MADISON, Wis (Reuters) - The battle over Wisconsin's new law curbing the union rights of public workers is headed for the state Supreme Court after a lower court declined to weigh in on the issue.
The Wisconsin Court of Appeals, which had been asked to throw out a week-old order temporarily blocking the law's implementation, said the issues involved were so fundamental -- a clash between the state's open meetings law and the separation of legislative and judicial powers -- that it made sense to send the case straight to state's highest court.
"Because this appeal presents significant issues, we believe the Supreme Court is the proper forum," the court wrote in its holding.
The law in question strips teachers, highway workers, nurses and other public employees of collective bargaining rights they have enjoyed for 50 years here.
Last Friday, a judge in Dane County, where the state Capitol building is located, granted a restraining order stopping official publication of the bill, which was passed by the Republican-controlled legislature and signed by its Republican Governor Scott Walker last week.
The judge's ruling did not overturn the law but effectively blocked it while she considered a lawsuit filed by the Dane County district attorney, who has argued Republican lawmakers violated state open meetings laws by failing to give adequate notice of the vote.
The state turned around and asked the Wisconsin Court of Appeals to throw out the restraining order, arguing the Dane County judge had overstepped and encroached on areas that belong to the legislative branch of the government. It is that request the court sent up to the Supreme Court on Thursday.

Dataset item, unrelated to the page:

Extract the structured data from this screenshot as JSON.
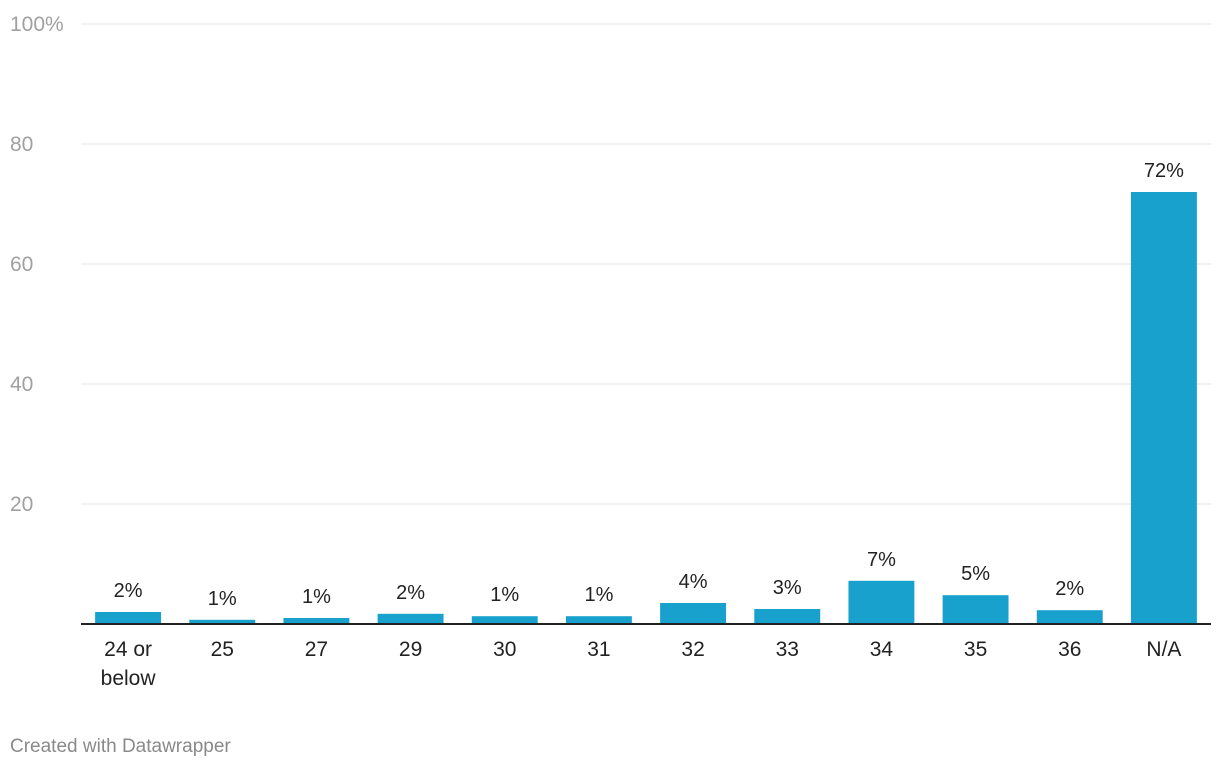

In a statement, Rep. Pete Barca, the top-ranking Democrats in the state Assembly, said "it is good to see the courts are taking what I believe is a deliberate violation of the open meetings law on the part of Republican legislative leadership, very seriously."
Hannah Huffman, a spokeswoman for Wisconsin Senate Majority Leader Scott Fitzgerald said he had no immediate comment. A spokesman for Governor Walker did not immediately respond to a request for a comment.